Borderline personality organization
A defining characteristic of severe personality disorder is the lack of integration, or identity diffusion.
The individual’s level of personality organization is largely dependent on the degree of integration of
the elements contributing to the psychological structure. The authors view the symptoms of patients
with BPO as the external manifestation of the core problem, which is the pathological underlying
psychological structure. Borderline patients are under the control of intense emotions that are activated
together with their corresponding cognitive systems. This is not simply affect dysregulation, but
dysregulation of both cognition and affect. The patient not only gets angry, but is also convinced
that there is a good and justifiable reason to be angry.

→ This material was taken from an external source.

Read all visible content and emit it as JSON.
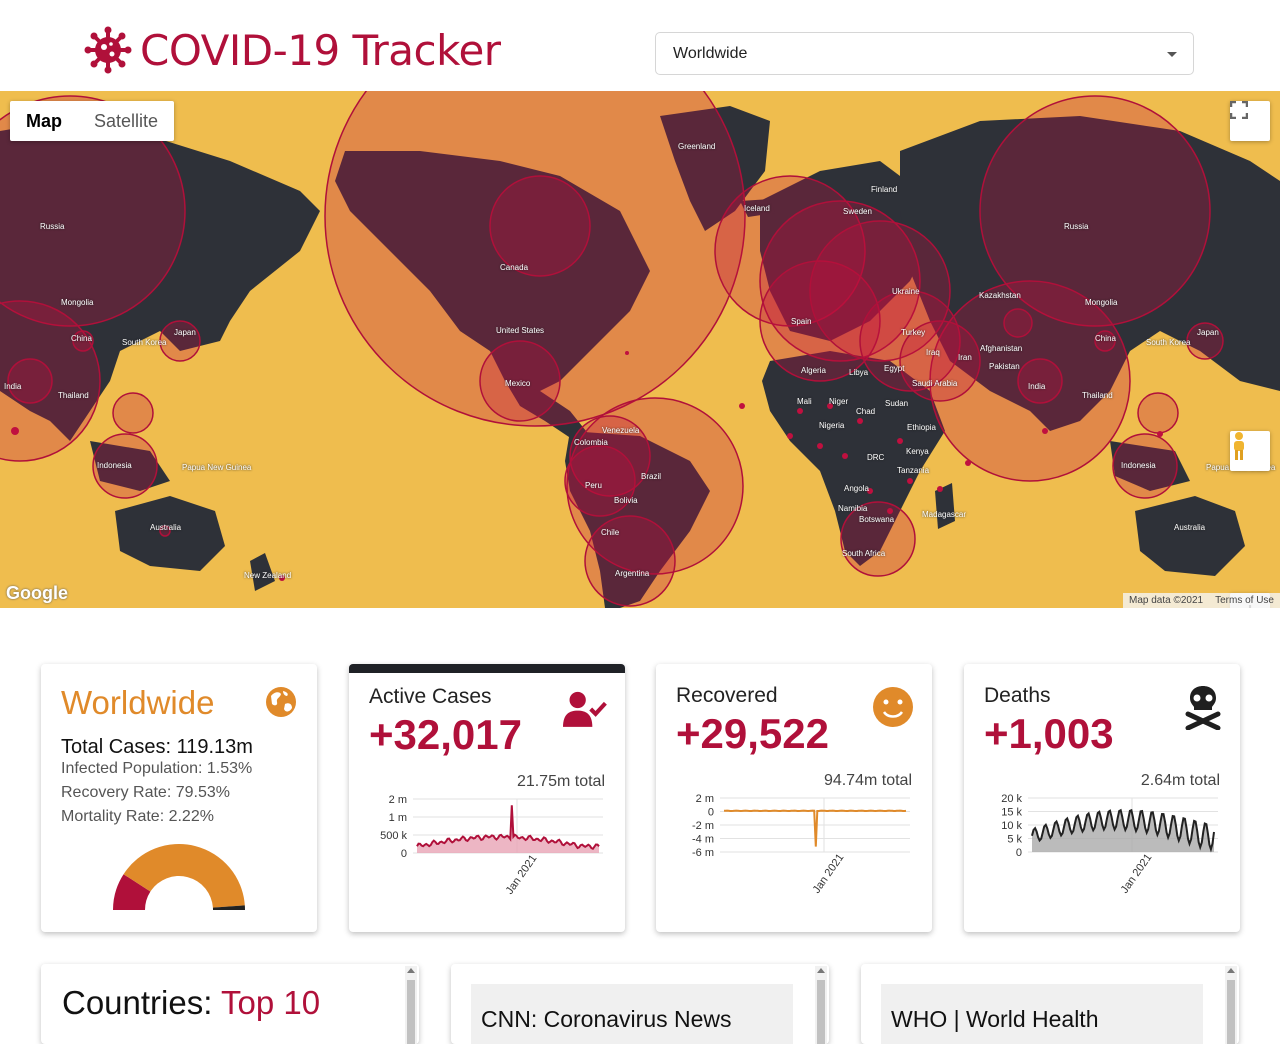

The pathological structure of the borderline personality organization involves a lack of integration of
primitive positive (idealized) and negative (persecutory) segments of early object relations that
were laid down as memory traces in the course of early experiences involving intense affect. This lack
of integration is based on a fundamental split between segregated positive and negative affect and is
referred to as the syndrome of identity diffusion. The lack of integration of these positive and
negative internal representations of self and others is seen in the patient’s nonreflective, contradictory,
and chaotic descriptions of self and others, and in the striking inability to become aware of these
contradictions, with a consequent inability to resolve them.